The Eurasian Eagle-Owl, Lord of the Winter Night

By José Luis Gallego, environmental communicator (@ecogallego)

A lot of people are incapable of venturing into nature after nightfall. The fear of the unknown, amplified by the sounds of woodland creatures, fills them with the uncontrollable feeling of not being safe.

 

But believe me when I tell you that strolling through the fields in the evening is among the best ways to enjoy nature and discover one of the most fascinating group of species in all Iberian fauna: nocturnal birds of prey.

 

Eagle-owls have inspired a special fascination among humans since time immemorial. Perhaps because they are crepuscular birds, living beings who, unlike us, have managed to develop their senses in such a way as to move with complete confidence in total darkness.

 

 

Ejemplar de búho real en el bosque. Fotografía de: Ana Mínguez

A Eurasian eagle-owl in the forest. Photography by Ana Mínguez

 

 

It makes sense that the sound of nocturnal birds of prey may unsettle people who unexpectedly find themselves in nature after nightfall. After all, this unease springs from an irrepressible atavistic fear. But if you’re a nature lover, the same sound arouses great curiosity. Especially when we hear the largest of our nocturnal birds of prey: the eagle-owl.

 

The unmistakable call of the Eurasian eagle-owl, a deep, mournful bu-huuu, repetitive in its cadence and audible over great distances, is the signature sound of this majestic bird of prey as it lays claim to its territory on winter nights. Contrary to what many people assume, the eagle-owl can remain active during the day. In fact, it's quite common to start hearing its call in the afternoon, between February and March, long before the sun sets.

 

 

Ejemplar de búho real sobre un tronco de un árbol. Fotografía de: Ana Mínguez

An eagle-owl perched on a tree trunk. Photography by Ana Mínguez

 

Despite its large size, our protagonist is difficult to spot, even in bright daylight, because of its enigmatic plumage, which allows the eagle-owl to blend seamlessly into its surroundings. With its greyish brown, orange-speckled colouring, the eagle-owl has a lion-like pattern on the back and distinctive black stripes down its chest.

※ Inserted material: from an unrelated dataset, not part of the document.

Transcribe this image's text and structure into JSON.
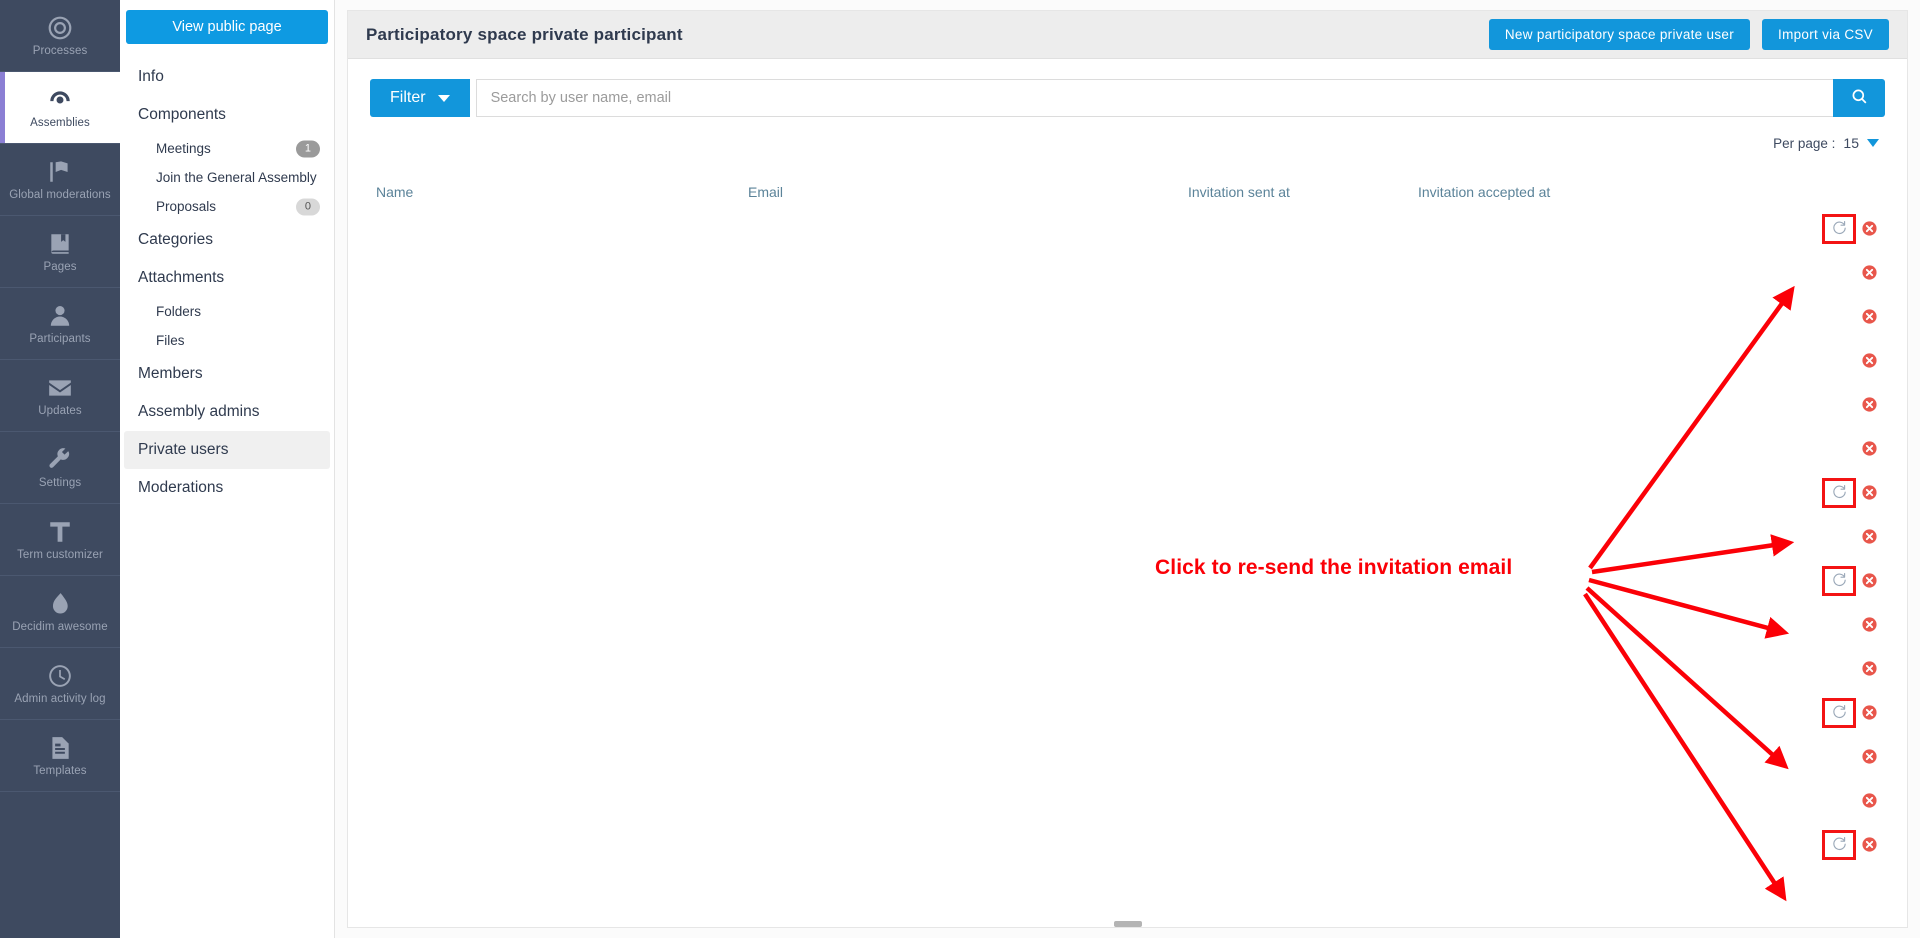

Rising from its bulky rounded head are long plumes that, like feathered antennae, let the bird detect any movement that escapes the sharp vision of its large orange eyes.

 

In flight, the eagle-owl displays exaggeratedly wide rounded wings, which unfold like two silent sheets and carry the bird as it glides over its hunting grounds without so much as making a sound – imperceptible to its prey until it is too late.

 

 

Ejemplar de búho real en el campo. Fotografía de: Ana Mínguez

An Eurasian eagle-owl in nature. Photography by Ana Mínguez

 

 

Although it mainly feeds on rabbits, the eagle-owl also hunts other small to medium-sized wild mammals, as well as all kinds of birds. After digesting its prey, the owl regurgitates the remains, producing what ornithologists call pellets. An accumulation of these pellets can help us identify areas the eagle-owl frequents.

 

Eagle-owls are highly regarded by farmers, because nocturnal birds of prey are among their finest natural allies. They keep the local rodent and rabbit populations under control, preventing them from becoming a pest, as exemplified by the voles which invade the crop fields of the Castilian plateau and whose worst enemy is this nocturnal predator. For these reasons, eagle-owls, tawny owls, scops owls, little owls, and barn owls are protected under the law and should be treated with respect.